- French: Irlande cahier bleu
- Directed by: Olivier Godin
- Written by: Olivier Godin
- Produced by: Amélie Tremblay Olivier Godin
- Starring: Emery Habwineza Florence Blain Mbaye Étienne Pilon Ève Duranceau
- Cinematography: Renaud Després-Larose
- Edited by: Olivier Godin
- Production company: Palabres
- Release date: July 28, 2023 (Fantasia);
- Running time: 82 minutes
- Country: Canada
- Language: French

= Ireland Blue Book =

2023 Canadian comedy film

Ireland Blue Book (Irlande cahier bleu) is a Canadian comedy film, directed by Olivier Godin and released in 2023. The film stars Emery Habwineza as Ducarmel, a firefighter and basketball player who has fantastical dreams about being sent on an intergalactic mission in outer space when he falls asleep at night.

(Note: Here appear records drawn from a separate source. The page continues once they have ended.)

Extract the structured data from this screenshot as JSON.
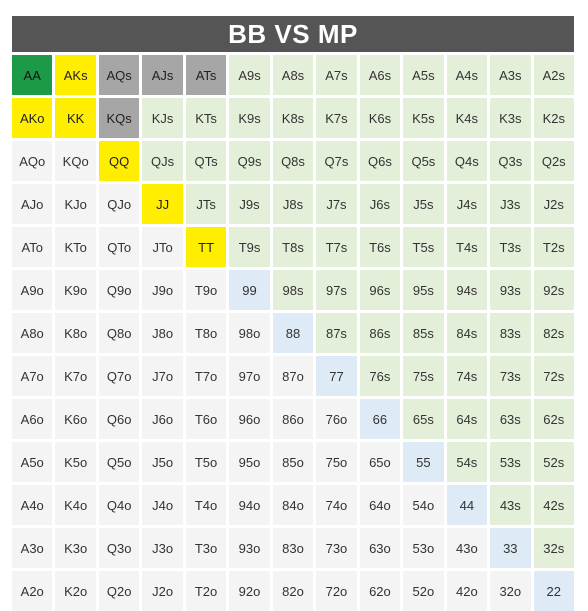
{
  "title": "BB VS MP",
  "legend_colors": {
    "green": "#1d9a48",
    "yellow": "#ffee00",
    "gray": "#a6a6a6",
    "light_green": "#e4efd9",
    "light_blue": "#deebf7",
    "plain": "#f4f4f4"
  },
  "rows": [
    [
      {
        "t": "AA",
        "c": "green"
      },
      {
        "t": "AKs",
        "c": "yellow"
      },
      {
        "t": "AQs",
        "c": "gray"
      },
      {
        "t": "AJs",
        "c": "gray"
      },
      {
        "t": "ATs",
        "c": "gray"
      },
      {
        "t": "A9s",
        "c": "light"
      },
      {
        "t": "A8s",
        "c": "light"
      },
      {
        "t": "A7s",
        "c": "light"
      },
      {
        "t": "A6s",
        "c": "light"
      },
      {
        "t": "A5s",
        "c": "light"
      },
      {
        "t": "A4s",
        "c": "light"
      },
      {
        "t": "A3s",
        "c": "light"
      },
      {
        "t": "A2s",
        "c": "light"
      }
    ],
    [
      {
        "t": "AKo",
        "c": "yellow"
      },
      {
        "t": "KK",
        "c": "yellow"
      },
      {
        "t": "KQs",
        "c": "gray"
      },
      {
        "t": "KJs",
        "c": "light"
      },
      {
        "t": "KTs",
        "c": "light"
      },
      {
        "t": "K9s",
        "c": "light"
      },
      {
        "t": "K8s",
        "c": "light"
      },
      {
        "t": "K7s",
        "c": "light"
      },
      {
        "t": "K6s",
        "c": "light"
      },
      {
        "t": "K5s",
        "c": "light"
      },
      {
        "t": "K4s",
        "c": "light"
      },
      {
        "t": "K3s",
        "c": "light"
      },
      {
        "t": "K2s",
        "c": "light"
      }
    ],
    [
      {
        "t": "AQo",
        "c": "plain"
      },
      {
        "t": "KQo",
        "c": "plain"
      },
      {
        "t": "QQ",
        "c": "yellow"
      },
      {
        "t": "QJs",
        "c": "light"
      },
      {
        "t": "QTs",
        "c": "light"
      },
      {
        "t": "Q9s",
        "c": "light"
      },
      {
        "t": "Q8s",
        "c": "light"
      },
      {
        "t": "Q7s",
        "c": "light"
      },
      {
        "t": "Q6s",
        "c": "light"
      },
      {
        "t": "Q5s",
        "c": "light"
      },
      {
        "t": "Q4s",
        "c": "light"
      },
      {
        "t": "Q3s",
        "c": "light"
      },
      {
        "t": "Q2s",
        "c": "light"
      }
    ],
    [
      {
        "t": "AJo",
        "c": "plain"
      },
      {
        "t": "KJo",
        "c": "plain"
      },
      {
        "t": "QJo",
        "c": "plain"
      },
      {
        "t": "JJ",
        "c": "yellow"
      },
      {
        "t": "JTs",
        "c": "light"
      },
      {
        "t": "J9s",
        "c": "light"
      },
      {
        "t": "J8s",
        "c": "light"
      },
      {
        "t": "J7s",
        "c": "light"
      },
      {
        "t": "J6s",
        "c": "light"
      },
      {
        "t": "J5s",
        "c": "light"
      },
      {
        "t": "J4s",
        "c": "light"
      },
      {
        "t": "J3s",
        "c": "light"
      },
      {
        "t": "J2s",
        "c": "light"
      }
    ],
    [
      {
        "t": "ATo",
        "c": "plain"
      },
      {
        "t": "KTo",
        "c": "plain"
      },
      {
        "t": "QTo",
        "c": "plain"
      },
      {
        "t": "JTo",
        "c": "plain"
      },
      {
        "t": "TT",
        "c": "yellow"
      },
      {
        "t": "T9s",
        "c": "light"
      },
      {
        "t": "T8s",
        "c": "light"
      },
      {
        "t": "T7s",
        "c": "light"
      },
      {
        "t": "T6s",
        "c": "light"
      },
      {
        "t": "T5s",
        "c": "light"
      },
      {
        "t": "T4s",
        "c": "light"
      },
      {
        "t": "T3s",
        "c": "light"
      },
      {
        "t": "T2s",
        "c": "light"
      }
    ],
    [
      {
        "t": "A9o",
        "c": "plain"
      },
      {
        "t": "K9o",
        "c": "plain"
      },
      {
        "t": "Q9o",
        "c": "plain"
      },
      {
        "t": "J9o",
        "c": "plain"
      },
      {
        "t": "T9o",
        "c": "plain"
      },
      {
        "t": "99",
        "c": "blue"
      },
      {
        "t": "98s",
        "c": "light"
      },
      {
        "t": "97s",
        "c": "light"
      },
      {
        "t": "96s",
        "c": "light"
      },
      {
        "t": "95s",
        "c": "light"
      },
      {
        "t": "94s",
        "c": "light"
      },
      {
        "t": "93s",
        "c": "light"
      },
      {
        "t": "92s",
        "c": "light"
      }
    ],
    [
      {
        "t": "A8o",
        "c": "plain"
      },
      {
        "t": "K8o",
        "c": "plain"
      },
      {
        "t": "Q8o",
        "c": "plain"
      },
      {
        "t": "J8o",
        "c": "plain"
      },
      {
        "t": "T8o",
        "c": "plain"
      },
      {
        "t": "98o",
        "c": "plain"
      },
      {
        "t": "88",
        "c": "blue"
      },
      {
        "t": "87s",
        "c": "light"
      },
      {
        "t": "86s",
        "c": "light"
      },
      {
        "t": "85s",
        "c": "light"
      },
      {
        "t": "84s",
        "c": "light"
      },
      {
        "t": "83s",
        "c": "light"
      },
      {
        "t": "82s",
        "c": "light"
      }
    ],
    [
      {
        "t": "A7o",
        "c": "plain"
      },
      {
        "t": "K7o",
        "c": "plain"
      },
      {
        "t": "Q7o",
        "c": "plain"
      },
      {
        "t": "J7o",
        "c": "plain"
      },
      {
        "t": "T7o",
        "c": "plain"
      },
      {
        "t": "97o",
        "c": "plain"
      },
      {
        "t": "87o",
        "c": "plain"
      },
      {
        "t": "77",
        "c": "blue"
      },
      {
        "t": "76s",
        "c": "light"
      },
      {
        "t": "75s",
        "c": "light"
      },
      {
        "t": "74s",
        "c": "light"
      },
      {
        "t": "73s",
        "c": "light"
      },
      {
        "t": "72s",
        "c": "light"
      }
    ],
    [
      {
        "t": "A6o",
        "c": "plain"
      },
      {
        "t": "K6o",
        "c": "plain"
      },
      {
        "t": "Q6o",
        "c": "plain"
      },
      {
        "t": "J6o",
        "c": "plain"
      },
      {
        "t": "T6o",
        "c": "plain"
      },
      {
        "t": "96o",
        "c": "plain"
      },
      {
        "t": "86o",
        "c": "plain"
      },
      {
        "t": "76o",
        "c": "plain"
      },
      {
        "t": "66",
        "c": "blue"
      },
      {
        "t": "65s",
        "c": "light"
      },
      {
        "t": "64s",
        "c": "light"
      },
      {
        "t": "63s",
        "c": "light"
      },
      {
        "t": "62s",
        "c": "light"
      }
    ],
    [
      {
        "t": "A5o",
        "c": "plain"
      },
      {
        "t": "K5o",
        "c": "plain"
      },
      {
        "t": "Q5o",
        "c": "plain"
      },
      {
        "t": "J5o",
        "c": "plain"
      },
      {
        "t": "T5o",
        "c": "plain"
      },
      {
        "t": "95o",
        "c": "plain"
      },
      {
        "t": "85o",
        "c": "plain"
      },
      {
        "t": "75o",
        "c": "plain"
      },
      {
        "t": "65o",
        "c": "plain"
      },
      {
        "t": "55",
        "c": "blue"
      },
      {
        "t": "54s",
        "c": "light"
      },
      {
        "t": "53s",
        "c": "light"
      },
      {
        "t": "52s",
        "c": "light"
      }
    ],
    [
      {
        "t": "A4o",
        "c": "plain"
      },
      {
        "t": "K4o",
        "c": "plain"
      },
      {
        "t": "Q4o",
        "c": "plain"
      },
      {
        "t": "J4o",
        "c": "plain"
      },
      {
        "t": "T4o",
        "c": "plain"
      },
      {
        "t": "94o",
        "c": "plain"
      },
      {
        "t": "84o",
        "c": "plain"
      },
      {
        "t": "74o",
        "c": "plain"
      },
      {
        "t": "64o",
        "c": "plain"
      },
      {
        "t": "54o",
        "c": "plain"
      },
      {
        "t": "44",
        "c": "blue"
      },
      {
        "t": "43s",
        "c": "light"
      },
      {
        "t": "42s",
        "c": "light"
      }
    ],
    [
      {
        "t": "A3o",
        "c": "plain"
      },
      {
        "t": "K3o",
        "c": "plain"
      },
      {
        "t": "Q3o",
        "c": "plain"
      },
      {
        "t": "J3o",
        "c": "plain"
      },
      {
        "t": "T3o",
        "c": "plain"
      },
      {
        "t": "93o",
        "c": "plain"
      },
      {
        "t": "83o",
        "c": "plain"
      },
      {
        "t": "73o",
        "c": "plain"
      },
      {
        "t": "63o",
        "c": "plain"
      },
      {
        "t": "53o",
        "c": "plain"
      },
      {
        "t": "43o",
        "c": "plain"
      },
      {
        "t": "33",
        "c": "blue"
      },
      {
        "t": "32s",
        "c": "light"
      }
    ],
    [
      {
        "t": "A2o",
        "c": "plain"
      },
      {
        "t": "K2o",
        "c": "plain"
      },
      {
        "t": "Q2o",
        "c": "plain"
      },
      {
        "t": "J2o",
        "c": "plain"
      },
      {
        "t": "T2o",
        "c": "plain"
      },
      {
        "t": "92o",
        "c": "plain"
      },
      {
        "t": "82o",
        "c": "plain"
      },
      {
        "t": "72o",
        "c": "plain"
      },
      {
        "t": "62o",
        "c": "plain"
      },
      {
        "t": "52o",
        "c": "plain"
      },
      {
        "t": "42o",
        "c": "plain"
      },
      {
        "t": "32o",
        "c": "plain"
      },
      {
        "t": "22",
        "c": "blue"
      }
    ]
  ]
}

The cast also includes Étienne Pilon, Florence Blain Mbaye, Ève Duranceau, Stéphane Crête, Jean-Marc Dalpé, Johanna Nutter, François-Simon Poirier, Charlotte Aubin, Rawam Sleiman, Philomène Lévesque-Rainville, Élia Dassi, Annie Darisse-Desbiens, Suzanne Beth, Anne Lapierre, Josée Laviolette, Pierre Mailloux and Samer Najari in supporting roles.

==Production==
Ducarmel previously appeared, also played by Habwineza, as a minor supporting character in Godin's previous film There Are No False Undertakings (Il n'y a pas de faux métier).

==Distribution==
The film premiered in July 2023 at the Fantasia International Film Festival, where it was named the winner of the Camera Lucida award from the Association québécoise des critiques de cinéma.

It went into commercial distribution in September 2023.